Elvik R. Transp. Res. Rec. 2008; 2083: 72-75.

Copyright

(Copyright © 2008, Transportation Research Board, National Research Council, National Academy of Sciences USA, Publisher SAGE Publishing)

DOI

10.3141/2083-08

PMID

unavailable

Abstract

This paper compares five techniques for identifying hazardous road locations. These techniques embody different degrees of control for randomness in accident counts. They are tested by means of data for Norwegian roads. As a basis for the comparison, a hazardous road location is defined as one that has a higher expected number of accidents than similar locations due to local risk factors. The five techniques were compared: recording the number of accidents during a specific period, observing the accident rate (accidents per million vehicle kilometers) during a specific period, combining a critical count of accidents and an accident rate above normal during a specific period, using the empirical Bayes estimate of the expected number of accidents at each location, and determining the size of the contribution of presumably local risk factors to the empirical Bayes estimate of the expected number of accidents at each location.

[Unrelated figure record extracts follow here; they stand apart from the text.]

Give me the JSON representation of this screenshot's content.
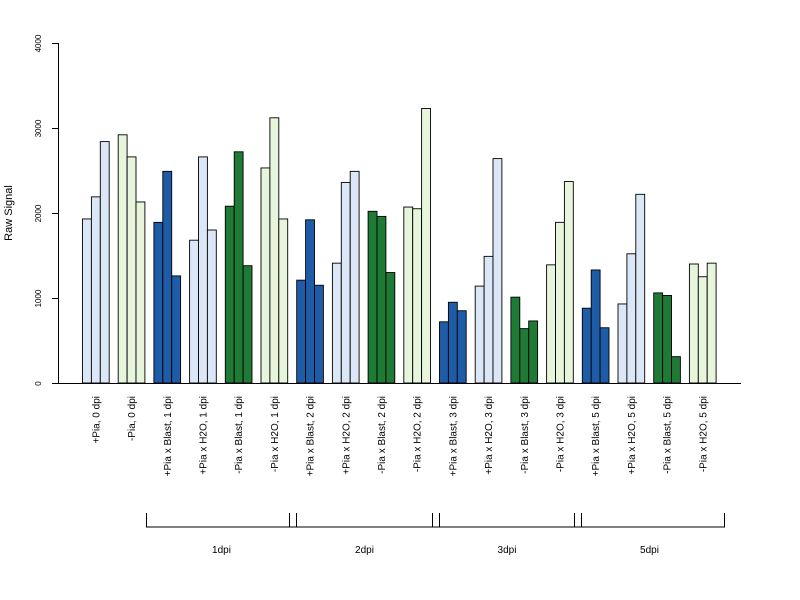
{
  "chart_data": {
    "type": "bar",
    "ylabel": "Raw Signal",
    "ylim": [
      0,
      4000
    ],
    "yticks": [
      0,
      1000,
      2000,
      3000,
      4000
    ],
    "colors": {
      "light_blue": "#dbe7f6",
      "dark_blue": "#1f5ca8",
      "light_green": "#e6f5dc",
      "dark_green": "#1e7a35"
    },
    "categories": [
      "+Pia, 0 dpi",
      "-Pia, 0 dpi",
      "+Pia x Blast, 1 dpi",
      "+Pia x H2O, 1 dpi",
      "-Pia x Blast, 1 dpi",
      "-Pia x H2O, 1 dpi",
      "+Pia x Blast, 2 dpi",
      "+Pia x H2O, 2 dpi",
      "-Pia x Blast, 2 dpi",
      "-Pia x H2O, 2 dpi",
      "+Pia x Blast, 3 dpi",
      "+Pia x H2O, 3 dpi",
      "-Pia x Blast, 3 dpi",
      "-Pia x H2O, 3 dpi",
      "+Pia x Blast, 5 dpi",
      "+Pia x H2O, 5 dpi",
      "-Pia x Blast, 5 dpi",
      "-Pia x H2O, 5 dpi"
    ],
    "category_colors": [
      "light_blue",
      "light_green",
      "dark_blue",
      "light_blue",
      "dark_green",
      "light_green",
      "dark_blue",
      "light_blue",
      "dark_green",
      "light_green",
      "dark_blue",
      "light_blue",
      "dark_green",
      "light_green",
      "dark_blue",
      "light_blue",
      "dark_green",
      "light_green"
    ],
    "values": [
      [
        1930,
        2190,
        2840
      ],
      [
        2920,
        2660,
        2130
      ],
      [
        1890,
        2490,
        1260
      ],
      [
        1680,
        2660,
        1800
      ],
      [
        2080,
        2720,
        1380
      ],
      [
        2530,
        3120,
        1930
      ],
      [
        1210,
        1920,
        1150
      ],
      [
        1410,
        2360,
        2490
      ],
      [
        2020,
        1960,
        1300
      ],
      [
        2070,
        2050,
        3230
      ],
      [
        720,
        950,
        850
      ],
      [
        1140,
        1490,
        2640
      ],
      [
        1010,
        640,
        730
      ],
      [
        1390,
        1890,
        2370
      ],
      [
        880,
        1330,
        650
      ],
      [
        930,
        1520,
        2220
      ],
      [
        1060,
        1030,
        310
      ],
      [
        1400,
        1250,
        1410
      ]
    ],
    "groups": [
      {
        "label": "1dpi",
        "first": 2,
        "last": 5
      },
      {
        "label": "2dpi",
        "first": 6,
        "last": 9
      },
      {
        "label": "3dpi",
        "first": 10,
        "last": 13
      },
      {
        "label": "5dpi",
        "first": 14,
        "last": 17
      }
    ]
  }
}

Each of the techniques was applied to the upper 1%, upper 2.5%, and upper 5% of the distribution of sites and evaluated against various criteria (including accident count, accident rate, etc). The diagnostic performance of the five techniques was assessed in relation to epidemiological criteria (sensitivity and specificity). The empirical Bayes technique was found to perform best according to the epidemiological criteria. It is concluded that hazardous road locations are most reliably identified by applying the empirical Bayes technique.